There is also something profoundly human and comforting in just simply knowing that almost everyone carries regret, despite how carefully we hide it from one another. We often imagine ourselves alone in our self-questioning, believing everyone else moved through life with certainty, always getting it right, like my friend David Walker clearly seems to have done, while we somehow threw out the instructions, along with the cardboard box in which they came.
But beneath the surface, most of you who have been kind enough to read this far, are carrying some version of the same quiet achey-breaky feelings...
“I wish I had called one last time”... “I wish I had gone“..."I wish I hadn't”...
And my biggie?... "I wish I had believed in myself..."
So perhaps this is why spaces of honest conversation matter so deeply. Because the moment regret is spoken aloud, something shifts. Not because the past changes. But because we are not alone in it anymore.
We begin to realize that regret is not proof that we failed at anything. Not at all. It is often evidence that we loved, hoped, trusted, risked, stayed too long, left too soon, protected ourselves from crticism, or simply tried to make the best decision we could with the awareness we had at the time.

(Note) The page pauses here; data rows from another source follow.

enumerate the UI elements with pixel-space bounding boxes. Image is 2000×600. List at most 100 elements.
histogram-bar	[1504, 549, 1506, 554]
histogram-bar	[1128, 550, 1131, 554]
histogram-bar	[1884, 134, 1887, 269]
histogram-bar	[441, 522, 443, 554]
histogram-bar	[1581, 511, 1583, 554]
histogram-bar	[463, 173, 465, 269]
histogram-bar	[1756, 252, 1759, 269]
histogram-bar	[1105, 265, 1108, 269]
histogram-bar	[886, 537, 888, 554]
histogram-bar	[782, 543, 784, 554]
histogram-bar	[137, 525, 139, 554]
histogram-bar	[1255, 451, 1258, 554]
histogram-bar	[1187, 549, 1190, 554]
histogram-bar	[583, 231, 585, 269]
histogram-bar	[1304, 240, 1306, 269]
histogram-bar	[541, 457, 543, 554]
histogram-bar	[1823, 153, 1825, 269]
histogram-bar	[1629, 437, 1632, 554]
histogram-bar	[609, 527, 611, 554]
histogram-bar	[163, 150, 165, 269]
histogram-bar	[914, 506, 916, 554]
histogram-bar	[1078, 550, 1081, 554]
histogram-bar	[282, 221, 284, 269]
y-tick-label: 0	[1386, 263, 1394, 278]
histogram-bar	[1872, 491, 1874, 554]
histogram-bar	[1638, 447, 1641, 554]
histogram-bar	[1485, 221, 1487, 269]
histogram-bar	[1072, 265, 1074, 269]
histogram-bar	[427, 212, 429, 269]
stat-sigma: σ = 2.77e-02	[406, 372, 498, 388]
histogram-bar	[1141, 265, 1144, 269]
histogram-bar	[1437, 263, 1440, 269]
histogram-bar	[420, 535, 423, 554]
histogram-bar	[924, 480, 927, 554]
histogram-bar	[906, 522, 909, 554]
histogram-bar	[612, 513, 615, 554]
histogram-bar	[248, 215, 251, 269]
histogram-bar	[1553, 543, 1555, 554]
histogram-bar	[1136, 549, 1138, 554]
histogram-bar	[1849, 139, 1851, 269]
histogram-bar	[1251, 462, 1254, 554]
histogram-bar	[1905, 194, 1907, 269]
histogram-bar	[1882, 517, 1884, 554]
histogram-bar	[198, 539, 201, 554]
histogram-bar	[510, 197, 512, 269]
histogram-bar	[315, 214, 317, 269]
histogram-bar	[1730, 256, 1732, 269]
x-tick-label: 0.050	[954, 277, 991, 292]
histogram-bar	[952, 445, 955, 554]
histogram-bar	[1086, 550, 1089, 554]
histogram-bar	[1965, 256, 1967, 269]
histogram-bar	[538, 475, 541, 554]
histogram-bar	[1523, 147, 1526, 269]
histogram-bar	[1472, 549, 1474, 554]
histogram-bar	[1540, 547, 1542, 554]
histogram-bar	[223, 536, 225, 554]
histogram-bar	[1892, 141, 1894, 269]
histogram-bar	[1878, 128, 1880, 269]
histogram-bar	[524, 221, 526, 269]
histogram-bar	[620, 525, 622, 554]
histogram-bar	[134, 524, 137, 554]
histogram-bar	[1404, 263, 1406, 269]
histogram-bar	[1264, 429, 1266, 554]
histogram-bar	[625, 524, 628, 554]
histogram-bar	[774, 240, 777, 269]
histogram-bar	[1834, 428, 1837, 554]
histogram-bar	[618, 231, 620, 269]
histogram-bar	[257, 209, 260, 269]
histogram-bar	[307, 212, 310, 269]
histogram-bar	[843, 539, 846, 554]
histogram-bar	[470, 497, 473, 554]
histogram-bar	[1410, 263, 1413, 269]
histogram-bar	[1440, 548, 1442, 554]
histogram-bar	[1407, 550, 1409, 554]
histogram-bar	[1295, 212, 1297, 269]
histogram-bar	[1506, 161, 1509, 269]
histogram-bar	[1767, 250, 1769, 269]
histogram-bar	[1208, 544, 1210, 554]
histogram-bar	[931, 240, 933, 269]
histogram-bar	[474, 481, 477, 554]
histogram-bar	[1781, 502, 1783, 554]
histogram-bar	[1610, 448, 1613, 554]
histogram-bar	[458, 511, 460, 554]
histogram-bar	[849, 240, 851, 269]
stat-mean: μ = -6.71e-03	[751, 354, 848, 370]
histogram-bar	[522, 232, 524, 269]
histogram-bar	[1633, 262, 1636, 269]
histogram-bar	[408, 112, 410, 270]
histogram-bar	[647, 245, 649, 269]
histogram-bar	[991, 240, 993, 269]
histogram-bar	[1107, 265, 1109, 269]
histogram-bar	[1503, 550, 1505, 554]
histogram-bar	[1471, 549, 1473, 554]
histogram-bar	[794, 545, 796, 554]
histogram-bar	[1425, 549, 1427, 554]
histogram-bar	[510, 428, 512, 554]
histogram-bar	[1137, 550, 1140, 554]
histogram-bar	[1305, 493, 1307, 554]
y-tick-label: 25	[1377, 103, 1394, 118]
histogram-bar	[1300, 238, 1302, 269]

So it's all back to self-compassion... where many beginnings and ends happen. Compassion for our younger, callow selves, that once were warriors, making decisions with the pocket-full of knowledge they had back then.
Compassion for the almost always frightened parts of ourselves that confused safety with certainty. Compassion for the fact that walking on two legs, means we cannot fully know the consequence of any choice while we are living in the moment of it.
As they say.. (and I am not googling who said this)
"We only understand our lives looking backward. But we must live them looking forward".
On Platform 13, wholeness isn’t found - it’s remembered. Because loss is loss, worthiness is universal, and no one is alone. We are all in this together.